Leidenschaft, Erleichterung und Glück – Asexualität feiern [4/4]

Zu erkennen, dass man asexuell ist, ist eine unglaublich befreiende und erfüllende Erkenntnis. Nachdem ich für mich herausgefunden habe, dass ich asexuell bin, habe ich mich tagelang wie auf Wolken schwebend gefühlt. Auch jetzt – nachdem ich dieses Label schon länger trage – erfüllt es mich immer noch mit unaussprechlicher Freude, wenn ich mir wieder deutlich vor Augen führe, dass ich nicht kaputt bin, sondern es ein Wort für mich gibt. Ich bin asexuell. Ich bin ganz. Und ich bin nicht mehr oder weniger wert als jeder andere Mensch auch.

Asexualität feiern

Die Erkenntnis asexuell zu sein, kommt gerne mit einer kindlichen, ungebändigten Freude und einer (humorvoll gemeinten) Überheblichkeit. Denn nachdem man sich oft so lange kaputt gefühlt hat, ist es nur natürlich, dass man in die andere Richtung schwingt. Ein Ausgleich um die vorher gefühlten Sorgen aufzuwiegen. Es ist kein Zufall, dass asexuelle Menschen fremde Zweifel an Asexualität gerne mit einer verspielten Selbstgefälligkeit beantworten.
Einwände Fremder wie „Aber Sex ist das, was Menschen menschlich macht!“ können auf einmal provokant mit „Dann bin ich wohl ein Gott!“ beantwortet werden. Nicht umsonst ist das Lied It’s tough to be a God in einigen asexuellen Kreisen, ein Lied um die eigene Sexualität zu feiern.

Be a symbol of perfection,
be a legend.
[…]

If they say, that I’m a God, that’s what I am!

Und es ist so einfach, sich in solchen Momenten als asexueller Mensch allosexuellen Menschen überlegen zu fühlen. Immerhin sind wir nicht gebunden an die „Regeln“ der Sexualität. Wir werden nicht von den sogenannten „niederen Trieben“ gesteuert. Und anstatt das als etwas zu sehen, dass und „kaputt“ macht, kann man es auch als ein Empowerment verstehen.

Die Leidenschaft

Asexuelle Menschen sagen gerne – auch hier wieder mit einem Augenzwinkern -, dass sie viel mehr Zeit als allosexuelle Menschen haben, sich ihren Hobbies zu widmen. Das äußert sich oft in einer tiefen Leidenschaft für ihre Hobbies, die von außen gerne als kindlich bewertet wird.
Auch die Leidenschaft ist tief verwurzelt in der Erkenntnis der eigenen Sexualität. Denn wenn man einmal (mit der eigenen Sexualität) festgestellt hat, dass man sich Niemandem beweisen muss, dann ist es einfach(er) diesen Gedanken auch auf alle anderen Aspekte des eigenen Lebens zu übertragen.
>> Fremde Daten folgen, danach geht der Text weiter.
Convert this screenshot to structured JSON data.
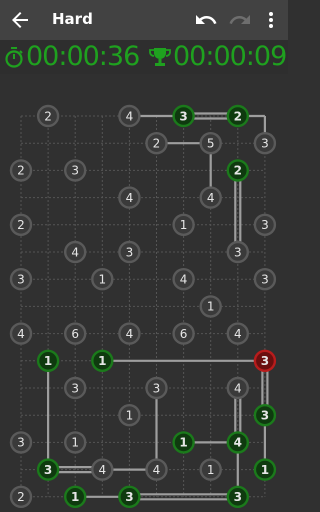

Die eigenen Leidenschaften – für andere vielleicht kindlich oder unbedeutend – können ohne Scham und mit Freude ausgelebt werden. Und das ist unglaublich erfüllend.

Fantasy

Ich bin mir nicht sicher, woran es liegt, aber die Liebe für Fantasy scheint eine Kernerfahrung für viele asexuelle Menschen zu sein. Vielleicht weil viele Fantasy-Geschichten Abenteuer sind – mit vergleichsweise wenig Romantik/Sex. Drachen, Magie und Abenteuer versprechen die Erfüllung eines Lebens, das in seinem Kern keine erlebte Sexualität braucht.

Gutes Essen und Freunde

Es ist ein Running Gag unter asexuellen Menschen, das man lieber Kuchen als Sex hätte. Denn nur weil man keine sexuelle Anziehung erfährt, heißt nicht, dass sein Leben nicht in anderen Facetten genießen möchte. Und eine der sozial verbreitetsten Arten sich mit anderen Menschen/Freunden auszutauschen, ist beim Essen.
Das gemeinsame Essen ist die einfachste und zugänglichste Art, sich mit Freunden zu verbinden. Freunde haben bei asexuellen Menschen – aus nachvollziehbaren Gründen – oft sowieso einen höheren Stellenwert als bei dem durchschnittlichen allosexuellen Menschen. Essen und Freunde sind also ein weiterer Aspekt, der für viele asexuelle Menschen etwas Besonderes darstellt.

Die Darstellung von Asexualität in Geschichten

Um wieder auf das Schreiben von asexuellen Figuren zurückzukommen:

Scheue dich nicht davor, die Ekstase und Freude zu beschreiben, die mit Asexualität kommen kann. Zu oft wird der Fokus darauf gelegt, was asexuelle Menschen verpassen, was sie nicht sind oder was sie nicht wollen. Warum also nicht den Spieß umdrehen?
Genau wie asexuelle Menschen versuchen, sich positiv (im Sinne von ohne Verneinung) zu definieren, kannst du das in deinen Geschichten auch tun. Was sind die Hobbies deiner asexuellen Figur? Was macht sie gerne? Wofür interessiert sie sich? Wie versucht sie, andere Figuren an ihren Leidenschaften teilhaben zu lassen?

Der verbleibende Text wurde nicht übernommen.